FOR FURTHER INFORMATION PLEASE CONTACT:
Etienne Grima, Chief Executive Officer
1-877-977-9425 x 227
This release may contain certain forward-looking statements and forward looking information with respect to the financial condition, results of operations and business of CardioComm Solutions and certain of the plans and objectives of CardioComm Solutions with respect to these items. Such statements and information reflect management’s current beliefs and are based on information currently available to management. By their nature, forward-looking statements and forward-looking information involve risk and uncertainty because they relate to events and depend on circumstances that will occur in the future and there are many factors that could cause actual results and developments to differ materially from those expressed or implied by these forward-looking statements and forward-looking information.

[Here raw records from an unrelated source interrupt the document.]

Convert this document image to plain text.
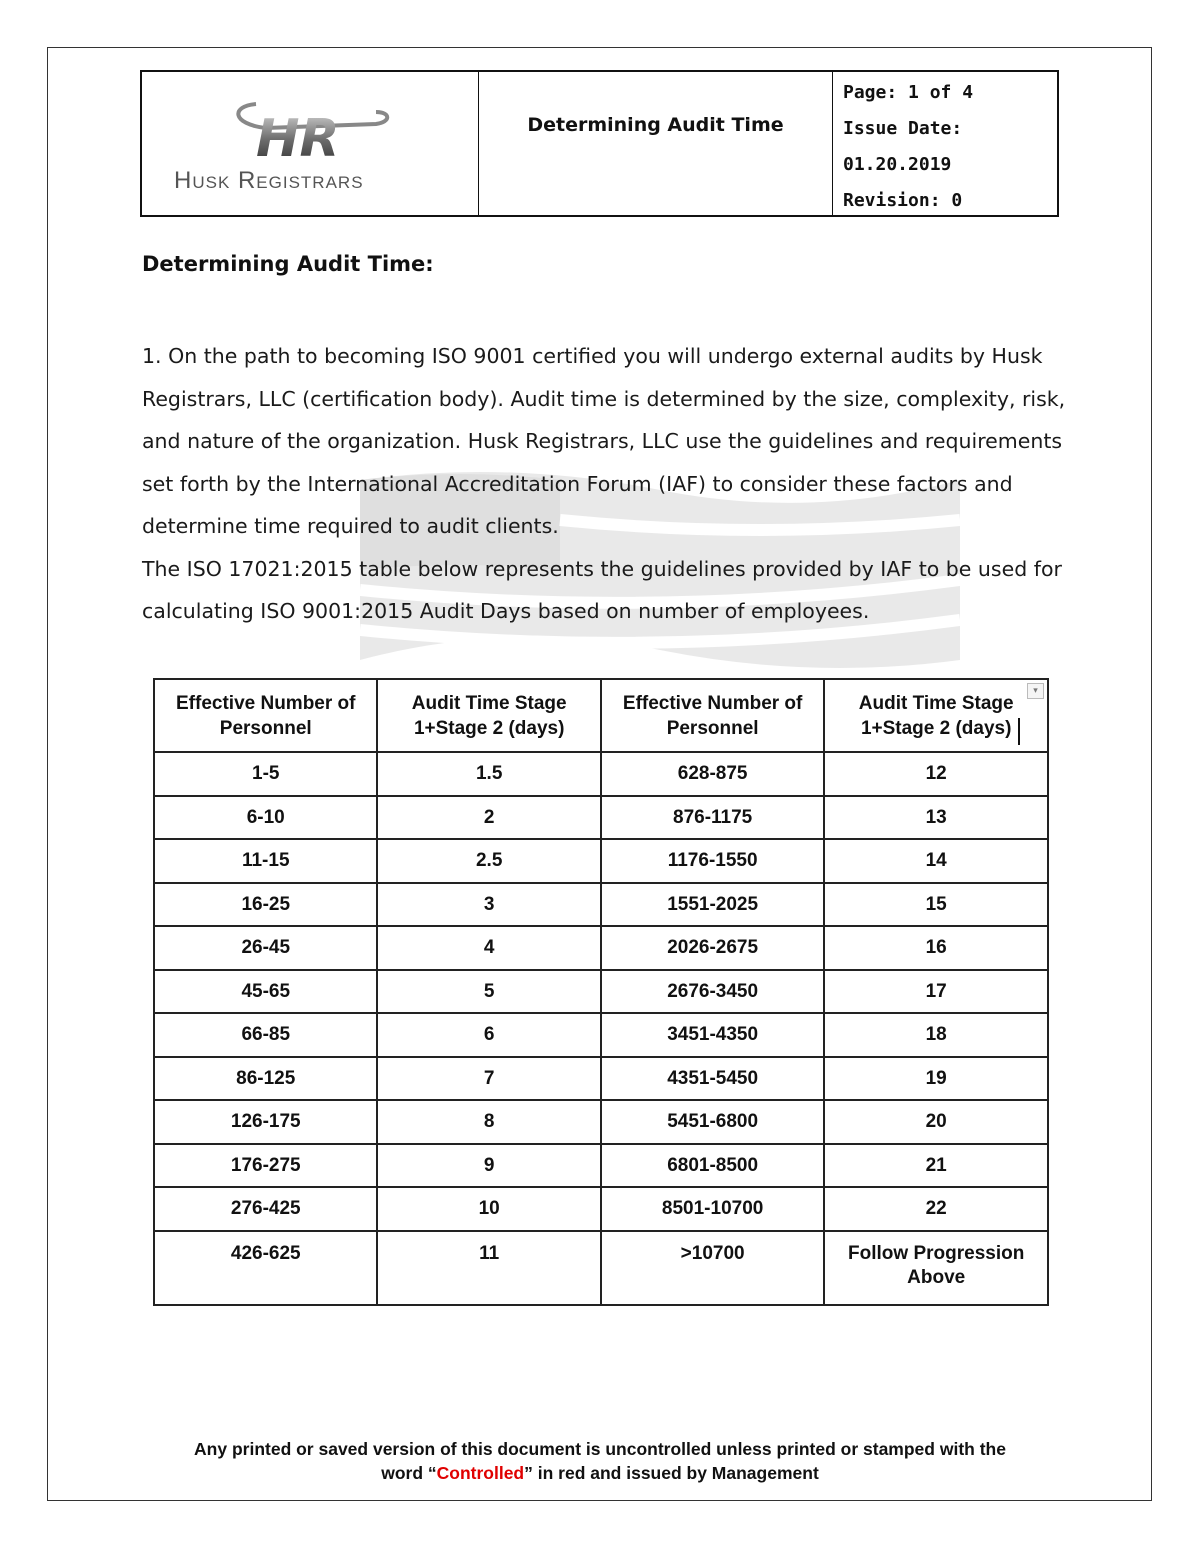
HR
Husk Registrars
Determining Audit Time
Page: 1 of 4
Issue Date:
01.20.2019
Revision: 0
Determining Audit Time:

1. On the path to becoming ISO 9001 certified you will undergo external audits by Husk Registrars, LLC (certification body). Audit time is determined by the size, complexity, risk, and nature of the organization. Husk Registrars, LLC use the guidelines and requirements set forth by the International Accreditation Forum (IAF) to consider these factors and determine time required to audit clients.

The ISO 17021:2015 table below represents the guidelines provided by IAF to be used for calculating ISO 9001:2015 Audit Days based on number of employees.

Effective Number of Personnel	Audit Time Stage 1+Stage 2 (days)	Effective Number of Personnel	Audit Time Stage 1+Stage 2 (days)
1-5	1.5	628-875	12
6-10	2	876-1175	13
11-15	2.5	1176-1550	14
16-25	3	1551-2025	15
26-45	4	2026-2675	16
45-65	5	2676-3450	17
66-85	6	3451-4350	18
86-125	7	4351-5450	19
126-175	8	5451-6800	20
176-275	9	6801-8500	21
276-425	10	8501-10700	22
426-625	11	>10700	Follow Progression Above
▾
Any printed or saved version of this document is uncontrolled unless printed or stamped with the
word “Controlled” in red and issued by Management
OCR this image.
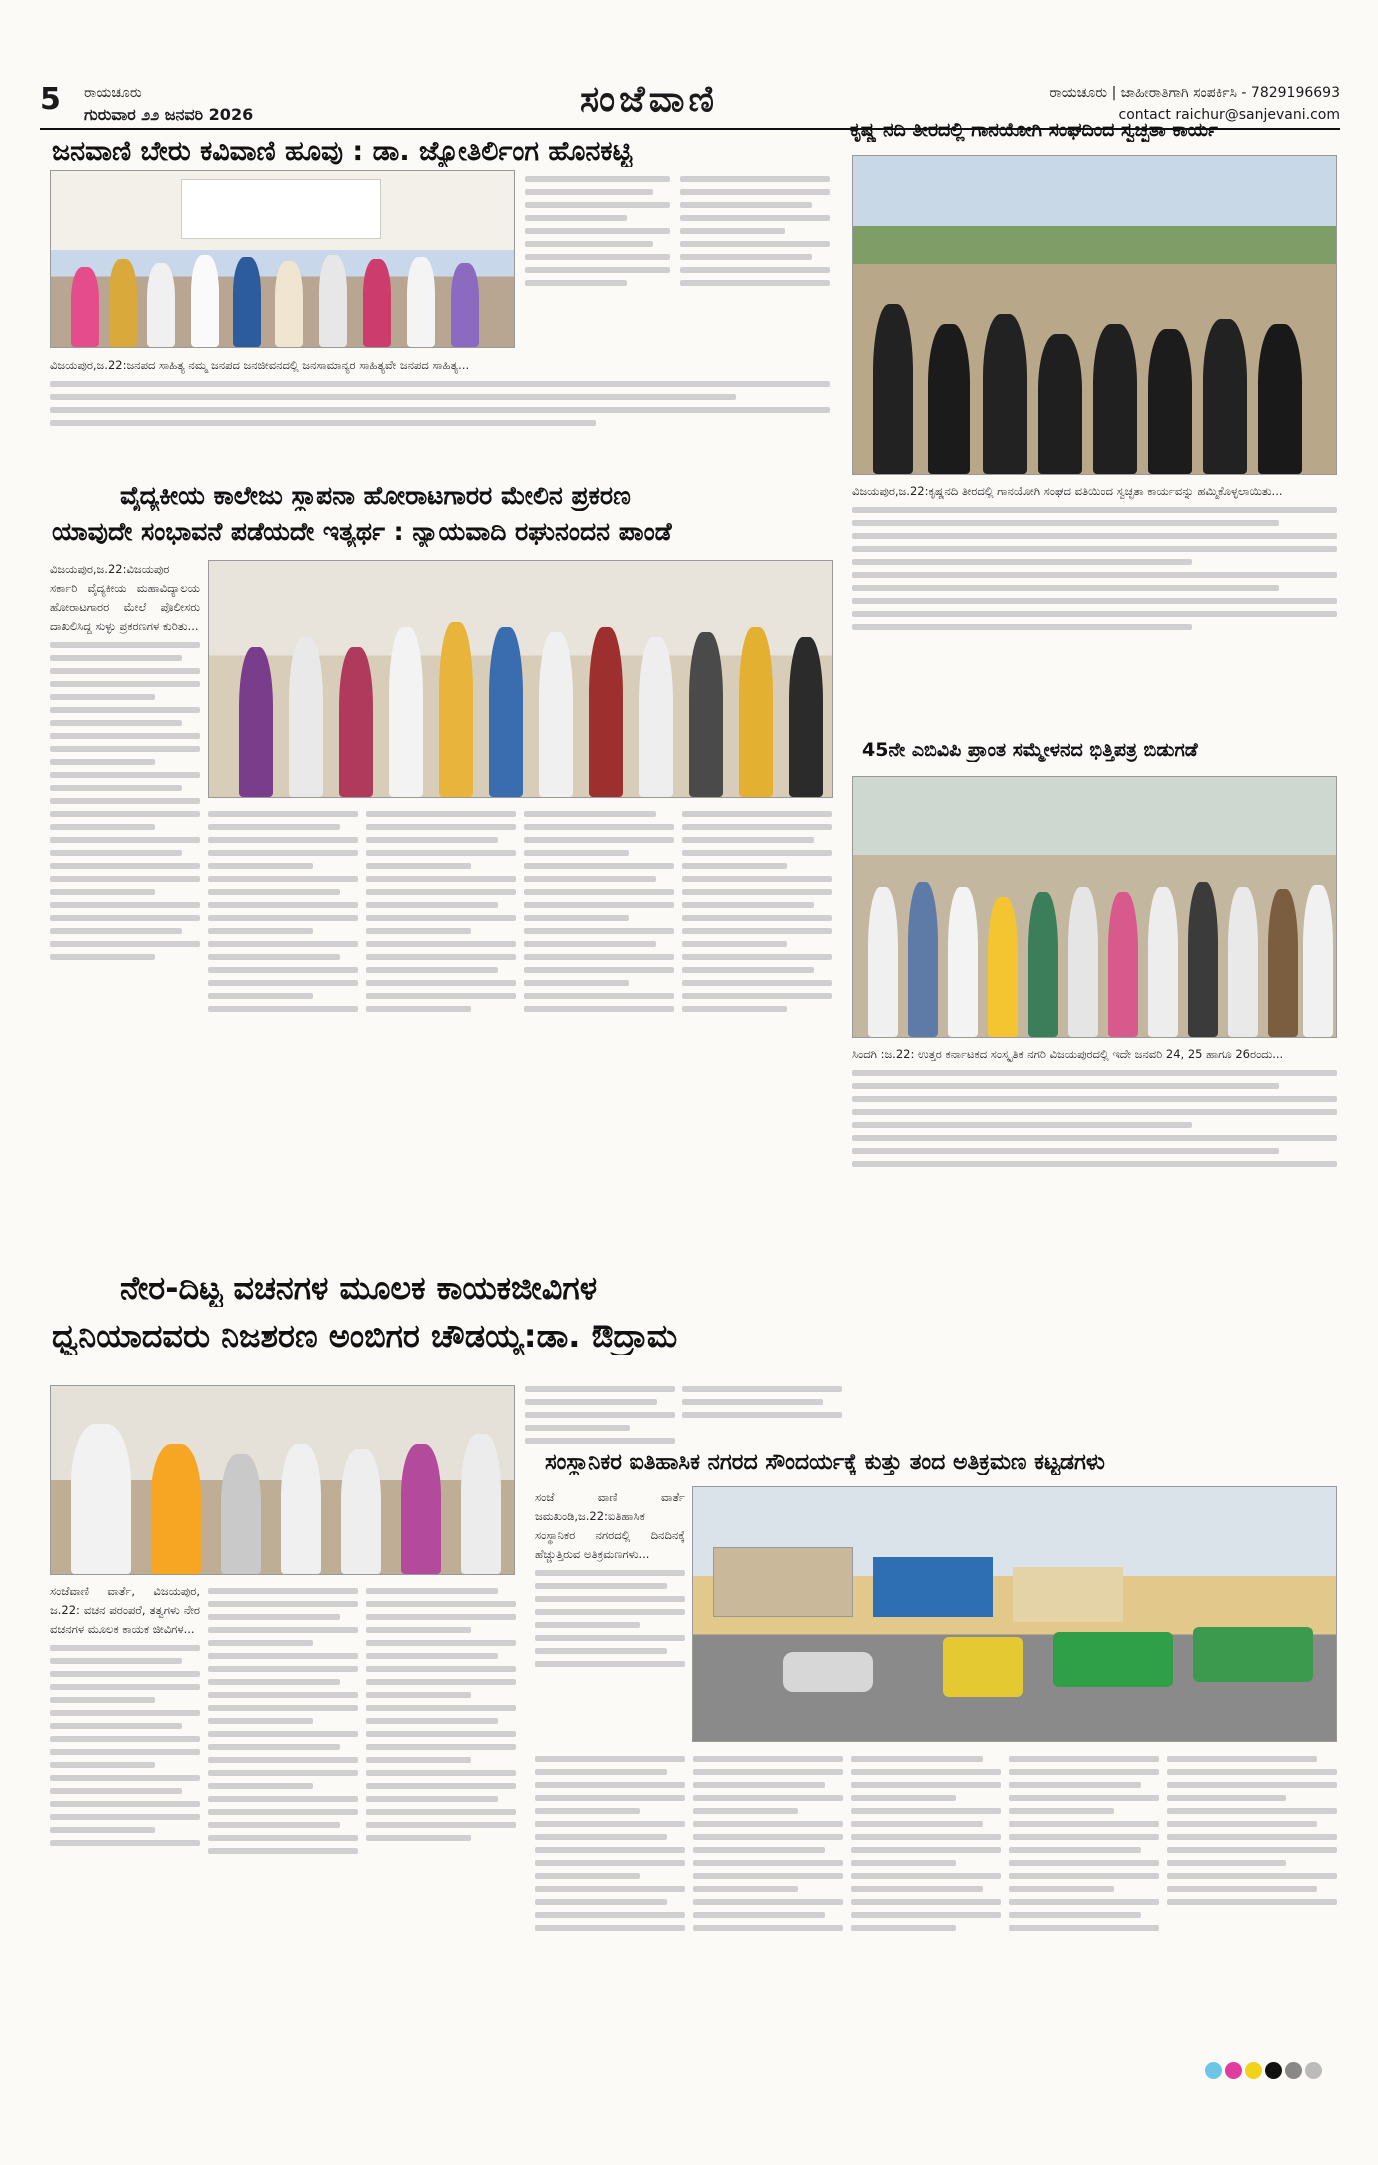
5 ರಾಯಚೂರು
ಗುರುವಾರ ೨೨ ಜನವರಿ 2026	ಸಂಜೆವಾಣಿ	ರಾಯಚೂರು | ಜಾಹೀರಾತಿಗಾಗಿ ಸಂಪರ್ಕಿಸಿ - 7829196693
contact raichur@sanjevani.com
ಜನವಾಣಿ ಬೇರು ಕವಿವಾಣಿ ಹೂವು : ಡಾ. ಜ್ಯೋತಿರ್ಲಿಂಗ ಹೊನಕಟ್ಟಿ
ವಿಜಯಪುರ,ಜ.22:ಜನಪದ ಸಾಹಿತ್ಯ ನಮ್ಮ ಜನಪದ ಜನಜೀವನದಲ್ಲಿ ಜನಸಾಮಾನ್ಯರ ಸಾಹಿತ್ಯವೇ ಜನಪದ ಸಾಹಿತ್ಯ...
ಕೃಷ್ಣ ನದಿ ತೀರದಲ್ಲಿ ಗಾನಯೋಗಿ ಸಂಘದಿಂದ ಸ್ವಚ್ಛತಾ ಕಾರ್ಯ
ವಿಜಯಪುರ,ಜ.22:ಕೃಷ್ಣನದಿ ತೀರದಲ್ಲಿ ಗಾನಯೋಗಿ ಸಂಘದ ವತಿಯಿಂದ ಸ್ವಚ್ಛತಾ ಕಾರ್ಯವನ್ನು ಹಮ್ಮಿಕೊಳ್ಳಲಾಯಿತು...
ವೈದ್ಯಕೀಯ ಕಾಲೇಜು ಸ್ಥಾಪನಾ ಹೋರಾಟಗಾರರ ಮೇಲಿನ ಪ್ರಕರಣ
ಯಾವುದೇ ಸಂಭಾವನೆ ಪಡೆಯದೇ ಇತ್ಯರ್ಥ : ನ್ಯಾಯವಾದಿ ರಘುನಂದನ ಪಾಂಡೆ
ವಿಜಯಪುರ,ಜ.22:ವಿಜಯಪುರ ಸರ್ಕಾರಿ ವೈದ್ಯಕೀಯ ಮಹಾವಿದ್ಯಾಲಯ ಹೋರಾಟಗಾರರ ಮೇಲೆ ಪೊಲೀಸರು ದಾಖಲಿಸಿದ್ದ ಸುಳ್ಳು ಪ್ರಕರಣಗಳ ಕುರಿತು...
45ನೇ ಎಬಿವಿಪಿ ಪ್ರಾಂತ ಸಮ್ಮೇಳನದ ಭಿತ್ತಿಪತ್ರ ಬಿಡುಗಡೆ
ಸಿಂದಗಿ :ಜ.22: ಉತ್ತರ ಕರ್ನಾಟಕದ ಸಂಸ್ಕೃತಿಕ ನಗರಿ ವಿಜಯಪುರದಲ್ಲಿ ಇದೇ ಜನವರಿ 24, 25 ಹಾಗೂ 26ರಂದು...
ನೇರ-ದಿಟ್ಟ ವಚನಗಳ ಮೂಲಕ ಕಾಯಕಜೀವಿಗಳ
ಧ್ವನಿಯಾದವರು ನಿಜಶರಣ ಅಂಬಿಗರ ಚೌಡಯ್ಯ:ಡಾ. ಔದ್ರಾಮ
ಸಂಜೆವಾಣಿ ವಾರ್ತೆ, ವಿಜಯಪುರ, ಜ.22: ವಚನ ಪರಂಪರೆ, ತತ್ವಗಳು ನೇರ ವಚನಗಳ ಮೂಲಕ ಕಾಯಕ ಜೀವಿಗಳ...
ಸಂಸ್ಥಾನಿಕರ ಐತಿಹಾಸಿಕ ನಗರದ ಸೌಂದರ್ಯಕ್ಕೆ ಕುತ್ತು ತಂದ ಅತಿಕ್ರಮಣ ಕಟ್ಟಡಗಳು
ಸಂಜೆ ವಾಣಿ ವಾರ್ತೆ ಜಮಖಂಡಿ,ಜ.22:ಐತಿಹಾಸಿಕ ಸಂಸ್ಥಾನಿಕರ ನಗರದಲ್ಲಿ ದಿನದಿನಕ್ಕೆ ಹೆಚ್ಚುತ್ತಿರುವ ಅತಿಕ್ರಮಣಗಳು...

In evaluating these statements, readers should: specifically consider risks discussed under the heading “Risk Factors” in the Company’s Annual Information Form, available at www.sedar.com; not to place undue reliance on forward-looking statements and forward-looking information; be aware the Company does not assume any obligation to update the forward-looking statements and forward-looking information contained in this Annual Information Form other than as required by applicable laws, including without limitation Section 5.8(2) of National Instrument 51-102 (Continuous Disclosure Obligations).
Neither TSX Venture Exchange nor its Regulation Services Provider (as that term is defined in policies of the TSX Venture Exchange) accepts responsibility for the adequacy or accuracy of this release.